We don’t actually have a housing shortage as there are more than enough properties for everyone to have a decent home. The problem is that current policies allow property to be left empty and encourage developers to build high priced flats which either remain unsold or are bought as investments and largely left empty for all or most of the time. There were then plans to build a further 26,000 flats in London costing more than a million pounds each, many on former council estates where social housing has been demolished at a time when London has a huge housing crisis with thousands sleeping on the street, and over 100 families from Grenfell were still in temporary accommodation.

The owners of The Shard, the Qatari royal family, went to court to seek an injunction against the Class War protest, seeking an injunction against Ian Bone and “persons unknown” and, despite their fortune estimated at over £250 million pounds, seeking legal costs of over £500 from the 70 year-old south London pensioner.

Fortunately barrister Ian Brownhill offered to conduct Bone’s defence pro bono and in the High Court hearing the Qatari royals were forced to drop the attempt to ban protests and the demand for fees but Bone accepted a legal restriction on him going inside the Shard and its immediate vicinity. But that meant the planned protest that evening could still go ahead, and Bone and his team emerged from the court victorious. His health issues meant that he was himself in any case unable to attend the protest.
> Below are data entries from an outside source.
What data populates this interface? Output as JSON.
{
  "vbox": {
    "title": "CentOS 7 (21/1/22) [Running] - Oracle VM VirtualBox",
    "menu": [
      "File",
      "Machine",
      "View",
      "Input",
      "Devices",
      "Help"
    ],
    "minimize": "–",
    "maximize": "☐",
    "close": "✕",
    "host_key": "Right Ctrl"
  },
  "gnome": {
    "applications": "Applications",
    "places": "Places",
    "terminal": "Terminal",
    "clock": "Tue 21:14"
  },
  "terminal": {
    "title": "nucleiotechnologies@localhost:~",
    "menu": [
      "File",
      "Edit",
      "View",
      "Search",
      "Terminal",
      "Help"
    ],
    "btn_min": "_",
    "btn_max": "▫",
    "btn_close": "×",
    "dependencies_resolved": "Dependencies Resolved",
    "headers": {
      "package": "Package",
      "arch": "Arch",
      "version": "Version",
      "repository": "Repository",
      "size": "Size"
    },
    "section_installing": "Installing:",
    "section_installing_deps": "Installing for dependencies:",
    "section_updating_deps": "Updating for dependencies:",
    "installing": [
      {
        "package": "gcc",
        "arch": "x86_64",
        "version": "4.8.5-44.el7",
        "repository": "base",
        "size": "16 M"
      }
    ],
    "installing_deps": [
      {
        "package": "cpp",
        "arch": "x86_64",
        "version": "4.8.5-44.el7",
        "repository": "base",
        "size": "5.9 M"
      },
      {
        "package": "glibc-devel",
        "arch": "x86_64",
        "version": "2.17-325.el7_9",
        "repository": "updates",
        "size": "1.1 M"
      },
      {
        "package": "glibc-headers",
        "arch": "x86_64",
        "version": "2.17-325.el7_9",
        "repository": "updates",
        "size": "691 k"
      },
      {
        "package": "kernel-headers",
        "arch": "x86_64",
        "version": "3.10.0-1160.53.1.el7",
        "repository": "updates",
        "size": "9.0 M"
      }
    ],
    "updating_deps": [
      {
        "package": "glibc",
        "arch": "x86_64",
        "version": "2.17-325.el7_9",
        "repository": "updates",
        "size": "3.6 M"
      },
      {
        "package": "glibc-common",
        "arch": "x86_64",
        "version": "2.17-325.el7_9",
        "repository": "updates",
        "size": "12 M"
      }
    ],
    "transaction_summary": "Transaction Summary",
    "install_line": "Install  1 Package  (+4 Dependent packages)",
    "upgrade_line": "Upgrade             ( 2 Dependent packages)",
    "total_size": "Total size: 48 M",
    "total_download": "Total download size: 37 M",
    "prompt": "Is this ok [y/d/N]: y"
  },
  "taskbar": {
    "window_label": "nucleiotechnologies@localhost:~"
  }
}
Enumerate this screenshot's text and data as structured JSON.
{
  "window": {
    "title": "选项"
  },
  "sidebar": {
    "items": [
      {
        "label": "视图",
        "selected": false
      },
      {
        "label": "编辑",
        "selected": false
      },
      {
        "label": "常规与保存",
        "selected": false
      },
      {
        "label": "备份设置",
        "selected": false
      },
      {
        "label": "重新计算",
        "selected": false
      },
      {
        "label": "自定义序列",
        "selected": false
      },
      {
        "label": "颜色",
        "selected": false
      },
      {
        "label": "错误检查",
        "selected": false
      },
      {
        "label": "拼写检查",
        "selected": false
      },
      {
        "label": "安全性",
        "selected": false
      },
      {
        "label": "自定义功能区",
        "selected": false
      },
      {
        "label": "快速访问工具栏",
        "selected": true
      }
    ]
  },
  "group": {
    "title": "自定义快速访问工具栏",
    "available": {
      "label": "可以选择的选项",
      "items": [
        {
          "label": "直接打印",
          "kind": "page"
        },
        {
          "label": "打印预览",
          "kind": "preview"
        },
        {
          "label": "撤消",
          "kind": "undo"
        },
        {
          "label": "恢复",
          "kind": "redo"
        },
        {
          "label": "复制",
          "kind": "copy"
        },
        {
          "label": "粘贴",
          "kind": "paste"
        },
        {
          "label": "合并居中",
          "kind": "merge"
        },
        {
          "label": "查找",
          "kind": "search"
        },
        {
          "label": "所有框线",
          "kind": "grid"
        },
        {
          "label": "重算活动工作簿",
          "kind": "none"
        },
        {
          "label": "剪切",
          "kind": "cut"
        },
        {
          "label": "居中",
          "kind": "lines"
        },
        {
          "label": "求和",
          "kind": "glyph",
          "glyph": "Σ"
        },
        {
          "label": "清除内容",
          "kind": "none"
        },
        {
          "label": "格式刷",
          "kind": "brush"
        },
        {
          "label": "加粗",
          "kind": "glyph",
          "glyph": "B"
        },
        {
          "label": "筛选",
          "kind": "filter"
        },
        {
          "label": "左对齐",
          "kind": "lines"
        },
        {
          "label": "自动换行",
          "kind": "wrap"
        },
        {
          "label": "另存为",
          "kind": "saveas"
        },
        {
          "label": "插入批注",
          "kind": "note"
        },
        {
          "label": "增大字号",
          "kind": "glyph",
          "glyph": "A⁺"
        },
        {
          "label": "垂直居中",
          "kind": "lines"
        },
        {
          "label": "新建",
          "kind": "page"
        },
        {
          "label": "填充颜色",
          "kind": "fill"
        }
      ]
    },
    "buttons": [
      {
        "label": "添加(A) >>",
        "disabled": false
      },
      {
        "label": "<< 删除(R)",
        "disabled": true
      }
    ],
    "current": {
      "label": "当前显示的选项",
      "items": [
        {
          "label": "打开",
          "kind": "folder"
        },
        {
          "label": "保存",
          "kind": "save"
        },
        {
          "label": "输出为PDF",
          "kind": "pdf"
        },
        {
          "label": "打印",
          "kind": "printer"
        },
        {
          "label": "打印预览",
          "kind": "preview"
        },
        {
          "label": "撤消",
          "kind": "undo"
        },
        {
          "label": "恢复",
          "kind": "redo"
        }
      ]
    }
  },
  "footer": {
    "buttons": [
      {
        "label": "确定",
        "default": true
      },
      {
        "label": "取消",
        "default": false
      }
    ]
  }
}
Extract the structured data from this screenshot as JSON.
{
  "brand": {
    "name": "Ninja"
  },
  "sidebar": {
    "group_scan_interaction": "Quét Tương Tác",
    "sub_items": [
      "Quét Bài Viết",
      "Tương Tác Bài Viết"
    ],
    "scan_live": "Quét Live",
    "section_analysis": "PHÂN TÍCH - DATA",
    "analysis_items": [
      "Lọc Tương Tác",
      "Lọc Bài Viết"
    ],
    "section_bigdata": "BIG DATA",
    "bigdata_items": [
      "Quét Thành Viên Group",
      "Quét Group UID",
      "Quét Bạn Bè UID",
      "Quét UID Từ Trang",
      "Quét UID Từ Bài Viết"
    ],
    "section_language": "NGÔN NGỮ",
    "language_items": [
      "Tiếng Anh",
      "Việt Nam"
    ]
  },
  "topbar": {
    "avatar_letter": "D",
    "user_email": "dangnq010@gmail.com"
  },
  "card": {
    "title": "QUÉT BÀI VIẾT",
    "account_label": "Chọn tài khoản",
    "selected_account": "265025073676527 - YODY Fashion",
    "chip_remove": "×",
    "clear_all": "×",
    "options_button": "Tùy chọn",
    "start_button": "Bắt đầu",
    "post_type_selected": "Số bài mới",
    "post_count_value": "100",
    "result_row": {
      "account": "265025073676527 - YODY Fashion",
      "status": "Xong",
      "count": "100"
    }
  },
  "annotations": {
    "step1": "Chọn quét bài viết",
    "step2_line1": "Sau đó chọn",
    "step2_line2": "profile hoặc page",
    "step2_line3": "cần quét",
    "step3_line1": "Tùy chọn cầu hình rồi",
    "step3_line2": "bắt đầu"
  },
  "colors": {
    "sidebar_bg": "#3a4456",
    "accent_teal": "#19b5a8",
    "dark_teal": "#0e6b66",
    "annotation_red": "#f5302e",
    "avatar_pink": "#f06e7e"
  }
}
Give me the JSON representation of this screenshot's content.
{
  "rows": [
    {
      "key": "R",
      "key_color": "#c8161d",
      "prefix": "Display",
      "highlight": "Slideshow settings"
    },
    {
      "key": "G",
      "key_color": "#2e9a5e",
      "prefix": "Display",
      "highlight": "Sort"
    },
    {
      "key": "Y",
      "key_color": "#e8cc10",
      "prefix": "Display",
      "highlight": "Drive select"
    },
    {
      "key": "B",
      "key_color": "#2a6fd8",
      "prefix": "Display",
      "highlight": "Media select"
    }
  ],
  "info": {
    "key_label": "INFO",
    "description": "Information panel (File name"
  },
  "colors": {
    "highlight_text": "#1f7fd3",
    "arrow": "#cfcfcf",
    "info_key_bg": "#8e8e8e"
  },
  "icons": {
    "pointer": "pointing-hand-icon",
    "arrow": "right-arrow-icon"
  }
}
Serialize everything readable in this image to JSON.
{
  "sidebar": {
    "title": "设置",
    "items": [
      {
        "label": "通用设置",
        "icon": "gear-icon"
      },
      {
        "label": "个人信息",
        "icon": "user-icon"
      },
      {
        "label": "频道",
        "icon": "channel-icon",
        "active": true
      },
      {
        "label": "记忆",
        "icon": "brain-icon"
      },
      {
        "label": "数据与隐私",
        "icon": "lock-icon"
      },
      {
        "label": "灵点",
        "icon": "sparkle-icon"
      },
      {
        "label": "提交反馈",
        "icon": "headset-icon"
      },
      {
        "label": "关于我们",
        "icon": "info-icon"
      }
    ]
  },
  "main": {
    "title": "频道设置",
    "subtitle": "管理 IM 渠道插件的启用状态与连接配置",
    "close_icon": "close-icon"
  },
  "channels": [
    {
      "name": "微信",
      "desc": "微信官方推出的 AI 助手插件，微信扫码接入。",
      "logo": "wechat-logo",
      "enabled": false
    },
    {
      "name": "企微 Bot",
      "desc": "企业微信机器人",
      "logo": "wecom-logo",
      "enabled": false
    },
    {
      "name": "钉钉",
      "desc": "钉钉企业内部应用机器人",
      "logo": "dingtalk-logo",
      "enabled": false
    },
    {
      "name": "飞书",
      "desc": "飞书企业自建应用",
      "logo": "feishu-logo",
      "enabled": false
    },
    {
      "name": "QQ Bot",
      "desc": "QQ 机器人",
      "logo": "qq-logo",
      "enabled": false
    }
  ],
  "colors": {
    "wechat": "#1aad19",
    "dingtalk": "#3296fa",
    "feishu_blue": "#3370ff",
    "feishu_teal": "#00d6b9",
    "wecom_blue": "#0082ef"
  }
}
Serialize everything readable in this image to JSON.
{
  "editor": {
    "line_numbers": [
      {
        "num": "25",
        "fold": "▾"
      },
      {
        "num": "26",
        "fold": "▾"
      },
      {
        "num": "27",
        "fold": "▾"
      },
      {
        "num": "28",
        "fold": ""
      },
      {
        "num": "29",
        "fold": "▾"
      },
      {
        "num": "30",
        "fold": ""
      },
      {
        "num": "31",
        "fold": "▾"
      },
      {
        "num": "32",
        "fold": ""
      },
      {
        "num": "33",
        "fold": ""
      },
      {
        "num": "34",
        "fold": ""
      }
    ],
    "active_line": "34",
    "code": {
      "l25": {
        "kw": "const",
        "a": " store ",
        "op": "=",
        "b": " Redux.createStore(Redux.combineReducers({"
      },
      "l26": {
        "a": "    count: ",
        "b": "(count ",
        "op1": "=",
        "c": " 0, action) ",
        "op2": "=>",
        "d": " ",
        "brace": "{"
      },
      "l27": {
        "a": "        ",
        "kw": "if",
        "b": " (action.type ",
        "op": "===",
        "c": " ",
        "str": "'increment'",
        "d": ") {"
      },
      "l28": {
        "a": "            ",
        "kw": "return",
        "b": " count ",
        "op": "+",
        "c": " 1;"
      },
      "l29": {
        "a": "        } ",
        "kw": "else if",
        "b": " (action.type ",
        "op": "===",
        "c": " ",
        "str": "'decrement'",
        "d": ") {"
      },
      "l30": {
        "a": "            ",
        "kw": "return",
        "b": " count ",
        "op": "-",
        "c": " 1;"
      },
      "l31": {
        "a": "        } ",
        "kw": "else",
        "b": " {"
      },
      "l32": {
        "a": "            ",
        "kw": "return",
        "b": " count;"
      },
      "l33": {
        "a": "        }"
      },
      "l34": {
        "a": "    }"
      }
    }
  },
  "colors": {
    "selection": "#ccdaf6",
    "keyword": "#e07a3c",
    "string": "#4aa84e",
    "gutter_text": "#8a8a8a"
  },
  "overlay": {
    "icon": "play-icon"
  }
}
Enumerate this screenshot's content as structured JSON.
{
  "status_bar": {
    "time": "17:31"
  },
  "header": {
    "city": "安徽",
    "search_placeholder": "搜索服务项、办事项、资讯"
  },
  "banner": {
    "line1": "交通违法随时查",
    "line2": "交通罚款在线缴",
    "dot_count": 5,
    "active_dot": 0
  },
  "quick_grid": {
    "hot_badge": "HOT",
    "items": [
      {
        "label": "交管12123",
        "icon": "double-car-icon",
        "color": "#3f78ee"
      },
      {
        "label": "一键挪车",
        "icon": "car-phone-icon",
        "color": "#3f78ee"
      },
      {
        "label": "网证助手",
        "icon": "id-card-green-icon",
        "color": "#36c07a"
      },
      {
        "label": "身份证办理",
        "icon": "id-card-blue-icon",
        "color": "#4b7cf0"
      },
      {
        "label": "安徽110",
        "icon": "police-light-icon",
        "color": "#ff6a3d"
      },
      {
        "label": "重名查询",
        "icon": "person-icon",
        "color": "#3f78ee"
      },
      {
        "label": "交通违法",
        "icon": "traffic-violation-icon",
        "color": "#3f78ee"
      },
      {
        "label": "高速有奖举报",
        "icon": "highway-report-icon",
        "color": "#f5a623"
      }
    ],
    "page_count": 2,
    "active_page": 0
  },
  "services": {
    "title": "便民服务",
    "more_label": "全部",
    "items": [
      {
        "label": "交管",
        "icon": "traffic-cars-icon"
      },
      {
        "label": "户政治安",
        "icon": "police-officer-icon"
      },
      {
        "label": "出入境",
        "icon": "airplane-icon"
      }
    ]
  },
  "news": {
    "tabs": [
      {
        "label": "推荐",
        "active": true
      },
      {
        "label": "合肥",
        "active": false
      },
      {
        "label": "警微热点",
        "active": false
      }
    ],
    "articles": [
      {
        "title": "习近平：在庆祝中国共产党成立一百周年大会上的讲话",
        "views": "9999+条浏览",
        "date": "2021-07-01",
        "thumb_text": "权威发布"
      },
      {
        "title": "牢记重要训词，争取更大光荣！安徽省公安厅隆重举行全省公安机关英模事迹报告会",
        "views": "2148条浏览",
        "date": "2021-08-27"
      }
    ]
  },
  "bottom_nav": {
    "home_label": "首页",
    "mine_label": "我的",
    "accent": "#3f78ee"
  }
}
At the protest there were large numbers of police and security, along with many in plain clothes and two officers with search dogs. The protest was always intended to be a peaceful one and the protesters were careful to remain outside the boundary of The Shard, marked with a metal line in the pavement. The police nonetheless harassed them, making a patently spurious claim that they were causing an obstruction to commuters attempting to enter London Bridge station and trying to move them further away from The Shard. Although the protest clearly wasn’t causing any serious problems to those entering or leaving the station, the larger numbers of police and security were.

Three years on, London still has a huge problem, with huge numbers of unaffordable flats still being built, particularly in the huge development area in Vauxhall and Nine Elms, including the developments around the US Embassy and the former Battersea Power Station. Some developments here include small areas of social housing, with ‘poor door’ entrances hidden away around the backs of some of the towers, the residents or which are excluded from the many facilities which are provided for the wealthy.

While blocks have large and well-furnished foyers with a concierge service for the rich, as well as some recreational facilities, social housing tenants typically enter a narrow bleak corridor with no space even for parcel deliveries. Just like the block in Aldgate where Class War’s long series of protests put the issue of ‘poor doors’, where poorer tenants are segregated from their wealthy neighbours on the national agenda back in 2014.

In July 2019, Communities Secretary James Brokenshire was “appalled” by the examples of segregation he had seen and promised to put an end to the use of “poor doors” in housing developments in England. It appears to have been a Broken promise, and Class War are thinking it is time for more action.